A spectrum analyzer standard input impedance is 50 ohms, so the voltage across that 50 ohms will be the voltage that is going to be evaluated in frequency domain to see where the equipment under test is meeting standards or not. At the output port, we connect a spectrum analyzer to investigate the frequency domain characteristics of the noise generated.
So most of the AC noise, generated by the equipment under test, is diverted to the output port of the LISN.
EMI FILTER DESIGN SOFTWARE SERIES
You can see that any AC current that is going into the equipment under test, would mostly be close through this capacitive coupling to the output port of the LISN, whereas only a little bit of current would be flowing through the series inductance. On the left-hand side, a LISN is connected to a power source, on the right-hand side, it's connected to the equipment under test, and in between, LISN operates as a filter. Let's look at the LISN first, what is shown here is one-half of a complete LISN. We'll talk about differential-mode and common-mode EMI, and we will illustrate the discussion using a simulation example based on a boost DC-DC converter. In this lecture, we will look into more details related to measurement of conducted electromagnetic interference, and the use of the line impedance stabilization network or LISN. Use computer-aided tools and simulations to verify input filter design View Syllabus.Design properly damped multi-stage input filters.Design properly damped single-stage input filters.Understand input filter design principles based on attenuation requirements and impedance interactions.Understand conducted electromagnetic interference (EMI) and the need for input filter.Techniques of Design-Oriented Analysis (ECEA 5706)Īfter completing this course, you will be able to:.Averaged-Switch Modeling and Simulation (ECEA 5705).Introduction to Power Electronics (ECEA 5700).We strongly recommend students complete the CU Boulder Power Electronics specialization as well as Courses #1 (Averaged-Switch Modeling and Simulation) and #2 (Techniques of Design-Oriented Analysis) before enrolling in this course (the course numbers provided below are for students in the CU Boulder's MS-EE program): You will be able to design properly damped single and multi-section filters to meet the conducted EMI attenuation requirements without compromising frequency responses or stability of closed-loop controlled power converters.
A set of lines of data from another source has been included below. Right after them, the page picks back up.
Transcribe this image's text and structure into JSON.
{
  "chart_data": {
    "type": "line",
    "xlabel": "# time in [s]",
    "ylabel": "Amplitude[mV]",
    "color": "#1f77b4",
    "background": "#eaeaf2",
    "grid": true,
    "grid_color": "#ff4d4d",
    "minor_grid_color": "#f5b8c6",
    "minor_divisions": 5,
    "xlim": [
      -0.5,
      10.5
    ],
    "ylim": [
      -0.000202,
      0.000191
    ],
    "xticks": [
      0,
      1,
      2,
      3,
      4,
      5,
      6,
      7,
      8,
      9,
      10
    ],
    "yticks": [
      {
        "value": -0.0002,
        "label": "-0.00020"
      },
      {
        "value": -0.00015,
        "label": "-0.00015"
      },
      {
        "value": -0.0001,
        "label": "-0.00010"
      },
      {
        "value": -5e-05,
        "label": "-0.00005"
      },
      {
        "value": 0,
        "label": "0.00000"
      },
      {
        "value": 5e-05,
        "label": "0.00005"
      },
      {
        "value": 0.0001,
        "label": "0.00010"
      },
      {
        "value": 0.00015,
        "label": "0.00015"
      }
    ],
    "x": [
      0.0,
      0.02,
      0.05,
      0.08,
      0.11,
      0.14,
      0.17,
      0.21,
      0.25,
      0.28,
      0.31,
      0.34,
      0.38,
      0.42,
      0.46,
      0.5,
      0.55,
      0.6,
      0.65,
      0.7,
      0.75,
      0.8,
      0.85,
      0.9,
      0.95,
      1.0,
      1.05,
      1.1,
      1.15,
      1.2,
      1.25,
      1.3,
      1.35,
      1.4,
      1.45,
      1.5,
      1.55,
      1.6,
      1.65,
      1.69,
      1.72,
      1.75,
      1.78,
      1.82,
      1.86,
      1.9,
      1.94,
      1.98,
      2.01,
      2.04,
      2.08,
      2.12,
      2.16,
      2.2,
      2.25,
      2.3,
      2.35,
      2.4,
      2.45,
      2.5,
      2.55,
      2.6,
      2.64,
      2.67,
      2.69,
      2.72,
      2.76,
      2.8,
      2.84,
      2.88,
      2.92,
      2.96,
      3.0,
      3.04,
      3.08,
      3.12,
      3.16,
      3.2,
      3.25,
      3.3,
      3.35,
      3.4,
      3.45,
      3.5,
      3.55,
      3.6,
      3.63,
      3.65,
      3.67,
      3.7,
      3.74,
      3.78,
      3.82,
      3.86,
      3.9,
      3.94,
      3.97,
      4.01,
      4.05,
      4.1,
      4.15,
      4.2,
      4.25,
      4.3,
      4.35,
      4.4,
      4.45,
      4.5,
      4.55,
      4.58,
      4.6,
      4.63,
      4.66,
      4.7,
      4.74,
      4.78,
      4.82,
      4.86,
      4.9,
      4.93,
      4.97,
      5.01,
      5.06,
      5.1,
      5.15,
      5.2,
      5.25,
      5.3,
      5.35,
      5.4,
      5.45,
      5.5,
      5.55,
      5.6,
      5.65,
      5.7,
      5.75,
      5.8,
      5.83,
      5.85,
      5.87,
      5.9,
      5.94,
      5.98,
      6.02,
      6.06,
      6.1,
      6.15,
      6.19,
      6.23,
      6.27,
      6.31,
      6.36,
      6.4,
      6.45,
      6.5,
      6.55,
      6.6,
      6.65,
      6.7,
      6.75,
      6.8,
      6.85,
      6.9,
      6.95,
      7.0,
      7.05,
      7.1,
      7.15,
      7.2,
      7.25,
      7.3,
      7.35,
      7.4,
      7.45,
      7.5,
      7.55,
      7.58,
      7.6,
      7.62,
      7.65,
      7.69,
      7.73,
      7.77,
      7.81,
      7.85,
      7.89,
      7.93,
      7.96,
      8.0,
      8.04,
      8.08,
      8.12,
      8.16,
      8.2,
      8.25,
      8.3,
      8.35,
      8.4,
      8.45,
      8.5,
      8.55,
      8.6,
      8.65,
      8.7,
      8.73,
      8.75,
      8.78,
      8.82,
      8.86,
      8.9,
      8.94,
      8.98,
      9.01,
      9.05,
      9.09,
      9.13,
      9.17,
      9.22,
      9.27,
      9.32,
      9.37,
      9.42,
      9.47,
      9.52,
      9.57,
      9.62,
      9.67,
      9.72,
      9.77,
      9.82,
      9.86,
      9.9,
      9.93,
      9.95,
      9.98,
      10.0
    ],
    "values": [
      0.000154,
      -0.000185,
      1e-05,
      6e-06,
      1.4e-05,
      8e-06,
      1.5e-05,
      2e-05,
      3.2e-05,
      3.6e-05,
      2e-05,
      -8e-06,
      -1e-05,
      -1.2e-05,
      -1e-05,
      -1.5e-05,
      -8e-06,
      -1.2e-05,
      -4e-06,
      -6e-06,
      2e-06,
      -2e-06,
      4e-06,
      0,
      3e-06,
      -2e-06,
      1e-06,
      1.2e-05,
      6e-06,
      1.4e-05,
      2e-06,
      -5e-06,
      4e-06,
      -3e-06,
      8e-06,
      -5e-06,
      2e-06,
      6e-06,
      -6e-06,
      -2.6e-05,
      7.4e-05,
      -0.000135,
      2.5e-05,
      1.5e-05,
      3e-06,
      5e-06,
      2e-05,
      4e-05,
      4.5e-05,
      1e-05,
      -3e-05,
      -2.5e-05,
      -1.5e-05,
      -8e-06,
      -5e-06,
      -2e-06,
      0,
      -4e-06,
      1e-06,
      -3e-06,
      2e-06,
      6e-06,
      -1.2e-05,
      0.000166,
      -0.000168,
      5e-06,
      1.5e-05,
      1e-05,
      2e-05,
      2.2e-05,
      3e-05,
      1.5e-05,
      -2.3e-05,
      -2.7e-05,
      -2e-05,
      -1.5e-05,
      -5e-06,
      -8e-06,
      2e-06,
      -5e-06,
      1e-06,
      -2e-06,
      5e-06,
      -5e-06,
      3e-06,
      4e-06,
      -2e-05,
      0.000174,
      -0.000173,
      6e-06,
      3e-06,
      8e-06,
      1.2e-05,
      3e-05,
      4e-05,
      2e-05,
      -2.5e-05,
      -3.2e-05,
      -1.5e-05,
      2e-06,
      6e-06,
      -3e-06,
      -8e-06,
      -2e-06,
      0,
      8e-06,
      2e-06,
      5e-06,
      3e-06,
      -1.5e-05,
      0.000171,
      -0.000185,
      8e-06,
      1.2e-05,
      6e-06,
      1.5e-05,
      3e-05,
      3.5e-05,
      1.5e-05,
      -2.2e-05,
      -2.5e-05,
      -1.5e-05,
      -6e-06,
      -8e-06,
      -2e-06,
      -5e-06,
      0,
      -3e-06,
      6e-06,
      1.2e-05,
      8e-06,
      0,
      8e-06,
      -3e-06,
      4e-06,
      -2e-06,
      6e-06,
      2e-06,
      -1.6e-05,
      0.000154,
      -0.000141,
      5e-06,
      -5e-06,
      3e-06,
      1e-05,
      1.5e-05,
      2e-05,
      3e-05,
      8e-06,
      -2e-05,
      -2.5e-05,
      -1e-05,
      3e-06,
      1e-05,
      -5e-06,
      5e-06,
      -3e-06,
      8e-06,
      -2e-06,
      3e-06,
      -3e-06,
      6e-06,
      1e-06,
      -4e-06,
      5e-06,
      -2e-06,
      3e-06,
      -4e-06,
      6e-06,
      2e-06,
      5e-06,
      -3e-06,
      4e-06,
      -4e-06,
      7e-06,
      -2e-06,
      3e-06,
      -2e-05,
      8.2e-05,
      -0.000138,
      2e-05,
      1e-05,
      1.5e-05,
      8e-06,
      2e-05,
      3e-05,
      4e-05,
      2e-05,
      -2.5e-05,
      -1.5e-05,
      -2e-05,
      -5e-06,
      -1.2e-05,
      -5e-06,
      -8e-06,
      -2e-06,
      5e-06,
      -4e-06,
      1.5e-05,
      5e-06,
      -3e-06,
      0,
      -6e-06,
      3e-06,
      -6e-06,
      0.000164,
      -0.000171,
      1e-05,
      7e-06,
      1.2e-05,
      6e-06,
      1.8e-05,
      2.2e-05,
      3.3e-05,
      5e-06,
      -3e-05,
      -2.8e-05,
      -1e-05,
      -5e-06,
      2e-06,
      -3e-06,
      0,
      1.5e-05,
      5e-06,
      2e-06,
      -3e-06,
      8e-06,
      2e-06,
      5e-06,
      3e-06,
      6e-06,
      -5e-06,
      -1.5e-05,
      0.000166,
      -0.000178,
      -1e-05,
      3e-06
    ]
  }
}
After completion of this course, you will gain an understanding of issues related to electromagnetic interference (EMI) and electromagnetic compatibility (EMC), the need for input filters and the effects input filters may have on converter responses. This is Course #3 in the Modeling and Control of Power Electronics course sequence. This course can also be taken for academic credit as ECEA 5707, part of CU Boulder’s Master of Science in Electrical Engineering degree.